Scripture:
1 Samuel 18:6-9; 19:1-7
Mark 3:7-12
Reflection:
"O Lord, I trust in your merciful love. My heart will rejoice in your salvation. I will sing to the Lord who has been bountiful with me." Psalm 13:6 (Entrance Antiphon)
Many of us are familiar with Clare Luce Booth’s saying: "No good deed goes unpunished." Many of us want to believe that life should be fair. Many more of us become upset with God when we are not dealt with fairly in life. We cry out in pain, "Why does God do this to me!" The pain becomes even more painful when we are trying our best to be good people. We may even go out of our way to do something heroically good. Then tragedy befalls us. We lose a loved one to death, someone we love dearly becomes gravely ill, and we have a set-back on the job or even lose our job. Instead of our family becoming more united, they seem to become for divided, more alienated from one another. All these kinds of things seem to happen when we have made up our mind to be "good," to be even more faithful, more loving. It is difficult to see this as fair treatment on the part of God.

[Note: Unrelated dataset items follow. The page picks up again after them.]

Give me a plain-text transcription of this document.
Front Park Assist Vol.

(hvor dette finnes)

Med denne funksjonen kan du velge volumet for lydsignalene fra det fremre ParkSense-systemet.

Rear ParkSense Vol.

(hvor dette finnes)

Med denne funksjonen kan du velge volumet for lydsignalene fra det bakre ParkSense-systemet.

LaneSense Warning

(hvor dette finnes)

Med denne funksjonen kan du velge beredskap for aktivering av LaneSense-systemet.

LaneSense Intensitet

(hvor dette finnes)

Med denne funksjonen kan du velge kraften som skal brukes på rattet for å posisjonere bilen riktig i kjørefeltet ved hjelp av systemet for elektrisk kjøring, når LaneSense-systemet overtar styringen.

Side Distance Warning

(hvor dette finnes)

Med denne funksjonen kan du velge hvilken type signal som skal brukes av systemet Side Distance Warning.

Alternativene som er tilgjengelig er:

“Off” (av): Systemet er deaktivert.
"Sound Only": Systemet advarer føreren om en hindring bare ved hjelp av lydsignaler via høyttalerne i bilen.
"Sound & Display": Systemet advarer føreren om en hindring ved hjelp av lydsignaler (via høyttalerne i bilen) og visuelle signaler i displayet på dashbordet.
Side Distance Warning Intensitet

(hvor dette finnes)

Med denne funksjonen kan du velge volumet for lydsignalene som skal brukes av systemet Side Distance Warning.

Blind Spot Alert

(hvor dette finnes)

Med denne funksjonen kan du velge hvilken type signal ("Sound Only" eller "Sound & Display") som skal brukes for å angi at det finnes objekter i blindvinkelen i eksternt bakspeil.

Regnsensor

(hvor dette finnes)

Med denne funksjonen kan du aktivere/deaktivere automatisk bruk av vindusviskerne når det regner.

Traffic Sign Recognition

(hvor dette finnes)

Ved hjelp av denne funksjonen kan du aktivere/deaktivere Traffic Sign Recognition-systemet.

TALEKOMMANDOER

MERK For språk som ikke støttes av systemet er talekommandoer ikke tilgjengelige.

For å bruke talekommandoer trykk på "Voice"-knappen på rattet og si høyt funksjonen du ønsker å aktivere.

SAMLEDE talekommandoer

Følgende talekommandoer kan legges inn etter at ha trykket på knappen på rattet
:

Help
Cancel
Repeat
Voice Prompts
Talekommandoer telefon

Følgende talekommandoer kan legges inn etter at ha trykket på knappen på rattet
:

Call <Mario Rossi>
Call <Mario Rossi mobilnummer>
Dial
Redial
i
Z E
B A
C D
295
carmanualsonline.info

"No good deed goes unpunished." In the first reading, the young man David is called from the fields where he is watching sheep to lead an army led by Saul, the king. He defeats Goliath, and the people rush to praise him and to extol him as even a greater warrior than King Saul. Saul becomes jealous and begins to plot against him. At this point, I am sure that David is thinking, "What did I do that was so wrong, that the king now wants to kill me?" David did his best, won the war but lost the love of his king. That did not seem fair at all!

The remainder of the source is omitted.